How to find the nearest points to given coordinate

2019-02-24 22:52发布

问题:

I need to solve a minimization problem with Matlab and I'm wondering which is the easiest solution. All the potential solutions that I've been thinking in require lot of programming effort.

Suppose that I have a lat/long coordinate point (A,B), what I need is to search for the nearest point to this one in a map of lat/lon coordinates.

In particular, the latitude and longitude arrays are two matrices of 2030x1354 elements (1km distance) and the idea is to find the unique indexes in those matrices that minimize the distance to the coordinates (A,B), i.e., to find the closest values to the given coordinates (A,B).

Any help would be very appreciated.

Thanks!

回答1:

This is always a fun one :)

First off: Mohsen Nosratinia's answer is OK, as long as

  • you don't need to know the actual distance
  • you can guarantee with absolute certainty that you will never go near the polar regions
  • and will never go near the ±180° meridian

For a given latitude, -180° and +180° longitude are actually the same point, so simply looking at differences between angles is not sufficient. This will be more of a problem in the polar regions, since large longitude differences there will have less of an impact on the actual distance.

Spherical coordinates are very useful and practical for purposes of navigation, mapping, and that sort of thing. For spatial computations however, like the on-surface distances you are trying to compute, spherical coordinates are actually pretty cumbersome to work with.

Although it is possible to do such calculations using the angles directly, I personally don't consider it very practical: you often have to have a strong background in spherical trigonometry, and considerable experience to know its many pitfalls -- very often there are instabilities or "special points" you need to work around (the poles, for example), quadrant ambiguities you need to consider because of trig functions you've introduced, etc.

I've learned to do all this in university, but I also learned that the spherical trig approach often introduces complexity that mathematically speaking is not strictly required, in other words, the spherical trig is not the simplest representation of the underlying problem.

For example, your distance problem is pretty trivial if you convert your latitudes and longitudes to 3D Cartesian X,Y,Z coordinates, and then find the distances through the simple formula

distance (a, b) = R · arccos( a/|a| · b/|b| )

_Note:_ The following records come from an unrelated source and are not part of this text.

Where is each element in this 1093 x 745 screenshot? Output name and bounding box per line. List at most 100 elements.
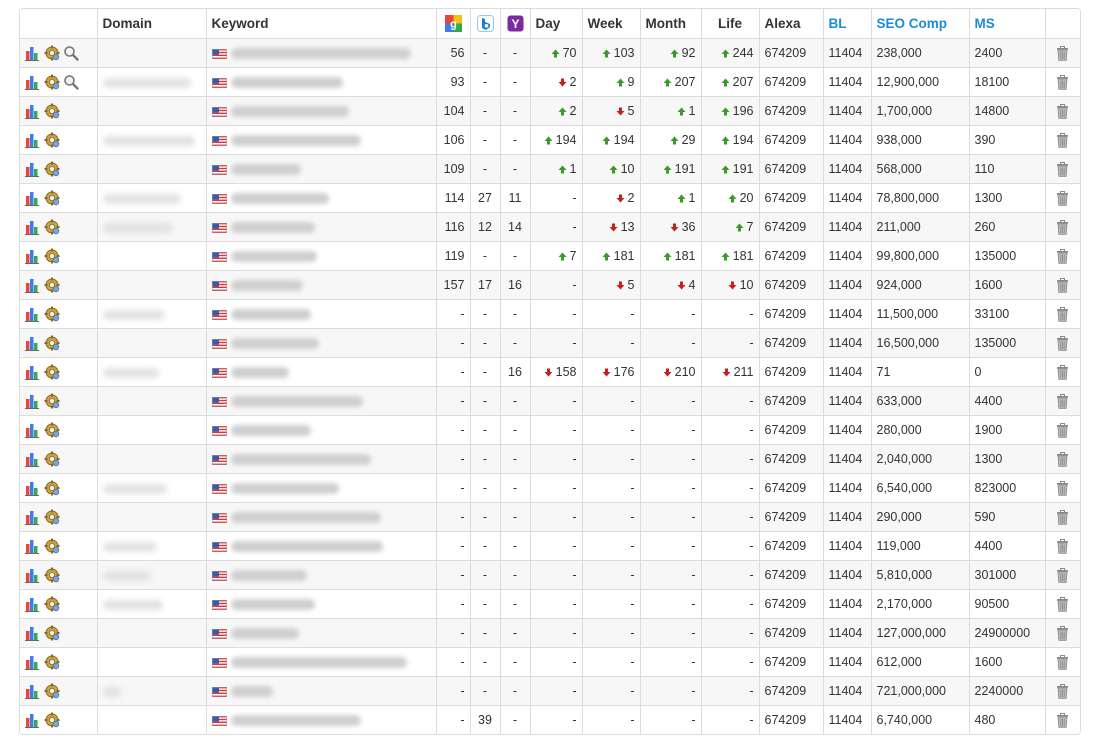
- magnifier-icon[interactable]: [63, 45, 79, 61]
- keyword-cell[interactable]: [206, 502, 437, 532]
- domain-cell[interactable]: [97, 415, 207, 445]
- delete-button[interactable]: [1045, 444, 1080, 474]
- keyword-cell[interactable]: [206, 386, 437, 416]
- gear-icon[interactable]: [44, 625, 60, 641]
- trash-icon[interactable]: [1056, 277, 1069, 293]
- bar-chart-icon[interactable]: [25, 451, 41, 467]
- trash-icon[interactable]: [1056, 422, 1069, 438]
- bar-chart-icon[interactable]: [25, 596, 41, 612]
- trash-icon[interactable]: [1056, 190, 1069, 206]
- trash-icon[interactable]: [1056, 132, 1069, 148]
- delete-button[interactable]: [1045, 67, 1080, 97]
- trash-icon[interactable]: [1056, 306, 1069, 322]
- header-month[interactable]: Month: [640, 9, 702, 39]
- keyword-cell[interactable]: [206, 328, 437, 358]
- keyword-cell[interactable]: [206, 560, 437, 590]
- bar-chart-icon[interactable]: [25, 625, 41, 641]
- delete-button[interactable]: [1045, 38, 1080, 68]
- gear-icon[interactable]: [44, 74, 60, 90]
- bar-chart-icon[interactable]: [25, 132, 41, 148]
- trash-icon[interactable]: [1056, 393, 1069, 409]
- keyword-cell[interactable]: [206, 705, 437, 734]
- keyword-cell[interactable]: [206, 357, 437, 387]
- gear-icon[interactable]: [44, 393, 60, 409]
- domain-cell[interactable]: [97, 183, 207, 213]
- bar-chart-icon[interactable]: [25, 480, 41, 496]
- domain-cell[interactable]: [97, 299, 207, 329]
- header-week[interactable]: Week: [582, 9, 641, 39]
- domain-cell[interactable]: [97, 618, 207, 648]
- bar-chart-icon[interactable]: [25, 422, 41, 438]
- trash-icon[interactable]: [1056, 509, 1069, 525]
- domain-cell[interactable]: [97, 357, 207, 387]
- gear-icon[interactable]: [44, 103, 60, 119]
- trash-icon[interactable]: [1056, 683, 1069, 699]
- keyword-cell[interactable]: [206, 676, 437, 706]
- delete-button[interactable]: [1045, 125, 1080, 155]
- header-day[interactable]: Day: [530, 9, 583, 39]
- gear-icon[interactable]: [44, 190, 60, 206]
- domain-cell[interactable]: [97, 212, 207, 242]
- gear-icon[interactable]: [44, 596, 60, 612]
- keyword-cell[interactable]: [206, 125, 437, 155]
- delete-button[interactable]: [1045, 502, 1080, 532]
- gear-icon[interactable]: [44, 683, 60, 699]
- domain-cell[interactable]: [97, 386, 207, 416]
- gear-icon[interactable]: [44, 712, 60, 728]
- header-keyword[interactable]: Keyword: [206, 9, 437, 39]
- trash-icon[interactable]: [1056, 712, 1069, 728]
- keyword-cell[interactable]: [206, 444, 437, 474]
- bar-chart-icon[interactable]: [25, 190, 41, 206]
- bar-chart-icon[interactable]: [25, 74, 41, 90]
- bar-chart-icon[interactable]: [25, 567, 41, 583]
- bar-chart-icon[interactable]: [25, 248, 41, 264]
- domain-cell[interactable]: [97, 647, 207, 677]
- keyword-cell[interactable]: [206, 67, 437, 97]
- gear-icon[interactable]: [44, 306, 60, 322]
- delete-button[interactable]: [1045, 270, 1080, 300]
- domain-cell[interactable]: [97, 38, 207, 68]
- bar-chart-icon[interactable]: [25, 103, 41, 119]
- keyword-cell[interactable]: [206, 96, 437, 126]
- delete-button[interactable]: [1045, 328, 1080, 358]
- delete-button[interactable]: [1045, 183, 1080, 213]
- gear-icon[interactable]: [44, 132, 60, 148]
- delete-button[interactable]: [1045, 299, 1080, 329]
- keyword-cell[interactable]: [206, 415, 437, 445]
- trash-icon[interactable]: [1056, 596, 1069, 612]
- domain-cell[interactable]: [97, 705, 207, 734]
- trash-icon[interactable]: [1056, 451, 1069, 467]
- trash-icon[interactable]: [1056, 45, 1069, 61]
- bar-chart-icon[interactable]: [25, 712, 41, 728]
- header-bl-link[interactable]: BL: [823, 9, 872, 39]
- keyword-cell[interactable]: [206, 589, 437, 619]
- bar-chart-icon[interactable]: [25, 364, 41, 380]
- delete-button[interactable]: [1045, 531, 1080, 561]
- trash-icon[interactable]: [1056, 219, 1069, 235]
- domain-cell[interactable]: [97, 589, 207, 619]
- trash-icon[interactable]: [1056, 74, 1069, 90]
- bar-chart-icon[interactable]: [25, 219, 41, 235]
- bar-chart-icon[interactable]: [25, 509, 41, 525]
- trash-icon[interactable]: [1056, 364, 1069, 380]
- delete-button[interactable]: [1045, 241, 1080, 271]
- trash-icon[interactable]: [1056, 480, 1069, 496]
- keyword-cell[interactable]: [206, 299, 437, 329]
- gear-icon[interactable]: [44, 248, 60, 264]
- magnifier-icon[interactable]: [63, 74, 79, 90]
- trash-icon[interactable]: [1056, 161, 1069, 177]
- bar-chart-icon[interactable]: [25, 161, 41, 177]
- delete-button[interactable]: [1045, 212, 1080, 242]
- trash-icon[interactable]: [1056, 654, 1069, 670]
- domain-cell[interactable]: [97, 96, 207, 126]
- header-ms-link[interactable]: MS: [969, 9, 1046, 39]
- gear-icon[interactable]: [44, 364, 60, 380]
- delete-button[interactable]: [1045, 589, 1080, 619]
- delete-button[interactable]: [1045, 96, 1080, 126]
- domain-cell[interactable]: [97, 270, 207, 300]
- gear-icon[interactable]: [44, 509, 60, 525]
- keyword-cell[interactable]: [206, 154, 437, 184]
- keyword-cell[interactable]: [206, 473, 437, 503]
- domain-cell[interactable]: [97, 676, 207, 706]
- bar-chart-icon[interactable]: [25, 45, 41, 61]
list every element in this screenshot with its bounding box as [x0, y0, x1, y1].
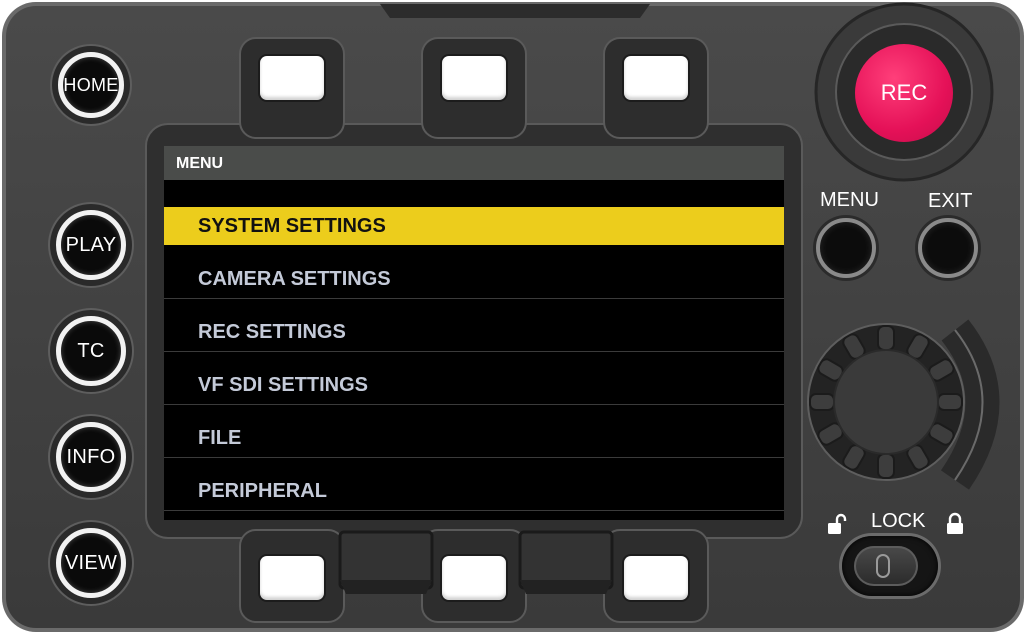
jog-dial[interactable] — [806, 322, 966, 482]
rec-button[interactable]: REC — [855, 44, 953, 142]
unlock-icon — [828, 513, 847, 534]
top-function-key-3[interactable] — [624, 56, 688, 100]
menu-header: MENU — [164, 146, 784, 180]
exit-button-label: EXIT — [928, 190, 973, 212]
menu-item-label: FILE — [198, 427, 242, 449]
menu-item-peripheral[interactable]: PERIPHERAL — [164, 472, 784, 511]
menu-button[interactable] — [816, 218, 876, 278]
play-button[interactable]: PLAY — [56, 210, 126, 280]
tc-button[interactable]: TC — [56, 316, 126, 386]
menu-item-label: PERIPHERAL — [198, 480, 327, 502]
bottom-function-key-2[interactable] — [442, 556, 506, 600]
exit-button[interactable] — [918, 218, 978, 278]
lock-label: LOCK — [871, 510, 926, 532]
top-function-key-2[interactable] — [442, 56, 506, 100]
home-button[interactable]: HOME — [58, 52, 124, 118]
lock-icon — [947, 512, 963, 534]
menu-item-label: REC SETTINGS — [198, 321, 346, 343]
menu-button-label: MENU — [820, 189, 879, 211]
menu-item-rec-settings[interactable]: REC SETTINGS — [164, 313, 784, 352]
menu-item-vf-sdi-settings[interactable]: VF SDI SETTINGS — [164, 366, 784, 405]
info-button[interactable]: INFO — [56, 422, 126, 492]
lock-switch-knob[interactable] — [854, 546, 918, 586]
menu-item-system-settings[interactable]: SYSTEM SETTINGS — [164, 207, 784, 245]
menu-item-label: CAMERA SETTINGS — [198, 268, 391, 290]
menu-item-label: VF SDI SETTINGS — [198, 374, 369, 396]
view-button[interactable]: VIEW — [56, 528, 126, 598]
top-function-key-1[interactable] — [260, 56, 324, 100]
menu-header-title: MENU — [176, 155, 224, 172]
menu-item-label: SYSTEM SETTINGS — [198, 215, 386, 237]
camera-control-panel: HOME PLAY TC INFO VIEW MENU SYSTEM SETTI… — [0, 0, 1026, 634]
lock-switch[interactable] — [842, 536, 938, 596]
menu-item-camera-settings[interactable]: CAMERA SETTINGS — [164, 260, 784, 299]
menu-item-file[interactable]: FILE — [164, 419, 784, 458]
lcd-screen: MENU SYSTEM SETTINGS CAMERA SETTINGS REC… — [164, 146, 784, 520]
bottom-function-key-1[interactable] — [260, 556, 324, 600]
bottom-function-key-3[interactable] — [624, 556, 688, 600]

where a and b are two such Cartesian vectors on the sphere. Note that |a| = |b| = R, with R = 6371 the radius of Earth.

In MATLAB code:

% Some example coordinates (degrees are assumed)
lon = 360*rand(2030, 1354);
lat = 180*rand(2030, 1354) - 90;

% Your point of interest
P = [4, 54];

% Radius of Earth
RE = 6371;

% Convert the array of lat/lon coordinates to Cartesian vectors
% NOTE: sph2cart expects radians
% NOTE: use radius 1, so we don't have to normalize the vectors
[X,Y,Z] = sph2cart( lon*pi/180,  lat*pi/180, 1);

% Same for your point of interest    
[xP,yP,zP] = sph2cart(P(1)*pi/180, P(2)*pi/180, 1);

% The minimum distance, and the linear index where that distance was found
% NOTE: force the dot product into the interval [-1 +1]. This prevents 
% slight overshoots due to numerical artifacts
dotProd = xP*X(:) + yP*Y(:) + zP*Z(:);
[minDist, index] = min( RE*acos( min(max(-1,dotProd),1) ) );

% Convert that linear index to 2D subscripts
[ii,jj] = ind2sub(size(lon), index)

If you insist on skipping the conversion to Cartesian and use lat/lon directly, you'll have to use the Haversine formula, as outlined on this website for example, which is also the method used by distance() from the mapping toolbox.

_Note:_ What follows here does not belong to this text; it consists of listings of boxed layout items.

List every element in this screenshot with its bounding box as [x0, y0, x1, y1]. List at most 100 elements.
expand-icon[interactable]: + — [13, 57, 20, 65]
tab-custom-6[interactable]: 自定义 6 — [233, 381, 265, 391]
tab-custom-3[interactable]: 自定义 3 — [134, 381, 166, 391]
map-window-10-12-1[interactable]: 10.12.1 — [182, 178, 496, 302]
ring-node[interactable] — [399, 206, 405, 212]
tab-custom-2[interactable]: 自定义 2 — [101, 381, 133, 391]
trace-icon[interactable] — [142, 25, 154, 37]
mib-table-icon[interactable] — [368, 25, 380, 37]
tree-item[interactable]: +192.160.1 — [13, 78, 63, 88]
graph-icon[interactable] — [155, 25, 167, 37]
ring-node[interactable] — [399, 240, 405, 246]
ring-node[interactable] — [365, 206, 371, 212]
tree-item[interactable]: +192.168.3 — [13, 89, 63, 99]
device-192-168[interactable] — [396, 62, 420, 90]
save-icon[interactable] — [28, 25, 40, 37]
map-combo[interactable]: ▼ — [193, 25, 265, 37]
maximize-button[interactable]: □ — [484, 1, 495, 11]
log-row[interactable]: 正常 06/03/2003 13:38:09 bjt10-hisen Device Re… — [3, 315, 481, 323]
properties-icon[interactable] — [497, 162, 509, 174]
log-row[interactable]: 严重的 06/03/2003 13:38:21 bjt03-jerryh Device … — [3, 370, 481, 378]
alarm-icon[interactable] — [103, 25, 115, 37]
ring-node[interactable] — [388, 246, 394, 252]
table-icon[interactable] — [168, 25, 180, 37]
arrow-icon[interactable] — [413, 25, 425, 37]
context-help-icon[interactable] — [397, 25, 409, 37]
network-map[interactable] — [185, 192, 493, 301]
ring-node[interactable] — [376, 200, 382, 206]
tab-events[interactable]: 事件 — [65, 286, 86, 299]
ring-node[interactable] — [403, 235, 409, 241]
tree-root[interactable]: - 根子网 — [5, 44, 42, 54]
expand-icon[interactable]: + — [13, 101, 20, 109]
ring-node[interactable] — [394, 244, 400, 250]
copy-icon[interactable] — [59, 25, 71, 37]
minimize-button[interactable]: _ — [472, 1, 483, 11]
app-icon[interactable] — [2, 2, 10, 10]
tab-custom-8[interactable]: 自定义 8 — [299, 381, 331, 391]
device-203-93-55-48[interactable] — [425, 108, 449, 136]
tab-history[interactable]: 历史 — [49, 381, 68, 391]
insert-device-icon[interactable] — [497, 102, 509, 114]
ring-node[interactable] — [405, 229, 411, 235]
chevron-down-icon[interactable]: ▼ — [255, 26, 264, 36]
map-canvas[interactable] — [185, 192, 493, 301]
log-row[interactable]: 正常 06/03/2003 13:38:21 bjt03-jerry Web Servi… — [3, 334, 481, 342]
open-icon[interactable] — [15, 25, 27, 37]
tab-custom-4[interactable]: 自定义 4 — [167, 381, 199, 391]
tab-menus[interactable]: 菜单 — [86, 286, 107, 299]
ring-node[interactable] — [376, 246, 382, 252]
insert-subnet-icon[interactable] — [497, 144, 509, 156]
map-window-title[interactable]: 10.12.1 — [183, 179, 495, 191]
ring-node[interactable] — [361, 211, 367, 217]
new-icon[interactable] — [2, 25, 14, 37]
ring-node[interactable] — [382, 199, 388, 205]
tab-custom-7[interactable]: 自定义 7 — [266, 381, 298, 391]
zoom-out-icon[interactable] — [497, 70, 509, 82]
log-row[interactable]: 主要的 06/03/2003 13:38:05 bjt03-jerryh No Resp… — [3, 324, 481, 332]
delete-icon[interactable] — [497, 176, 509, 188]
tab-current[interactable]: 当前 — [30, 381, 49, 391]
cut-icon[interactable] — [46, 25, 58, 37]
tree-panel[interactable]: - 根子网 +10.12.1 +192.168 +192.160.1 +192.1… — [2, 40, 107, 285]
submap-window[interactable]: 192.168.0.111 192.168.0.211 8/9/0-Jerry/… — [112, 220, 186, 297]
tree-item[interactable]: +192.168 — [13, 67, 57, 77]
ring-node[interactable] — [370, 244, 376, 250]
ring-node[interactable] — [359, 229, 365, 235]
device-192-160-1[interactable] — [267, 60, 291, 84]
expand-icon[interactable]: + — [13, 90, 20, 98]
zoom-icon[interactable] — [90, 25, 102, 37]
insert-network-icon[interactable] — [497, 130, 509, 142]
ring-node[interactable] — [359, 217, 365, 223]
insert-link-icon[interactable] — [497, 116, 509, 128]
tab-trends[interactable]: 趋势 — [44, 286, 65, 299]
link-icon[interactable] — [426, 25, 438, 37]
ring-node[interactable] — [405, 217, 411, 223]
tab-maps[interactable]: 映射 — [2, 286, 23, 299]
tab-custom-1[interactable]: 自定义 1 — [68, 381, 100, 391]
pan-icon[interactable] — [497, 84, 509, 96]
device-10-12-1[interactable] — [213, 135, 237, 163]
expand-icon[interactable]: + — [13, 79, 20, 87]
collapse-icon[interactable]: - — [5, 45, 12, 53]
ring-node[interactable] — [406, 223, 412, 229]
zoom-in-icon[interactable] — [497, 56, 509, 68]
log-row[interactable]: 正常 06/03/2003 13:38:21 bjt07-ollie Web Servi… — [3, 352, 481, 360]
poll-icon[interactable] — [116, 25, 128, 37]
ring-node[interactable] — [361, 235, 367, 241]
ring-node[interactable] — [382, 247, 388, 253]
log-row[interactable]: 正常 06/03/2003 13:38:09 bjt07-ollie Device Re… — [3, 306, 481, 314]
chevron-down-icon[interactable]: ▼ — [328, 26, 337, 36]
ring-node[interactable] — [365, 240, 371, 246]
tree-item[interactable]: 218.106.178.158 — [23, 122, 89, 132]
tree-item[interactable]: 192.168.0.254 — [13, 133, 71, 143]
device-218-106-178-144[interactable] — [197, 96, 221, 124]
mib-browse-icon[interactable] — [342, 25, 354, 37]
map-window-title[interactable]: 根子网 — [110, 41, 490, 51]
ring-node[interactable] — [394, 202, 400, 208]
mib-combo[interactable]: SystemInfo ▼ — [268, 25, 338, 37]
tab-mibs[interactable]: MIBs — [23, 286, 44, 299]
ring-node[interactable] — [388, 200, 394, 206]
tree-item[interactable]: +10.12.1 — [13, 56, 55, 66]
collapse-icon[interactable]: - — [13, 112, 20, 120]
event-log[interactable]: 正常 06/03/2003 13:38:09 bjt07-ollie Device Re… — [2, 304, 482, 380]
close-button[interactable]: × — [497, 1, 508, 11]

Now, all of this is valid for the whole Earth, provided you find the smooth spherical Earth accurate enough an approximation. If you want to include the Earth's oblateness or some higher order shape model (or God forbid, distances including terrain), you need to do far more complicated stuff. But I don't think that is your goal here :)

PS - I wouldn't be surprised that if you would write everything out that I did, you'll probably re-discover the Haversine formula. I just prefer to be able to calculate something as simple as distances along the sphere from first principles alone, rather than from some black box formula you had implanted in your head sometime long ago :)



回答2:

Let Lat and Long denote latitude and longitude matrices, then

dist2=sum(bsxfun(@minus, cat(3,A,B), cat(3,Lat,Long)).^2,3);
[I,J]=find(dist2==min(dist2(:)));

I and J contain the indices in A and B that correspond to nearest point. Note that if there are multiple answers, I and J will not be scalar values, but vectors.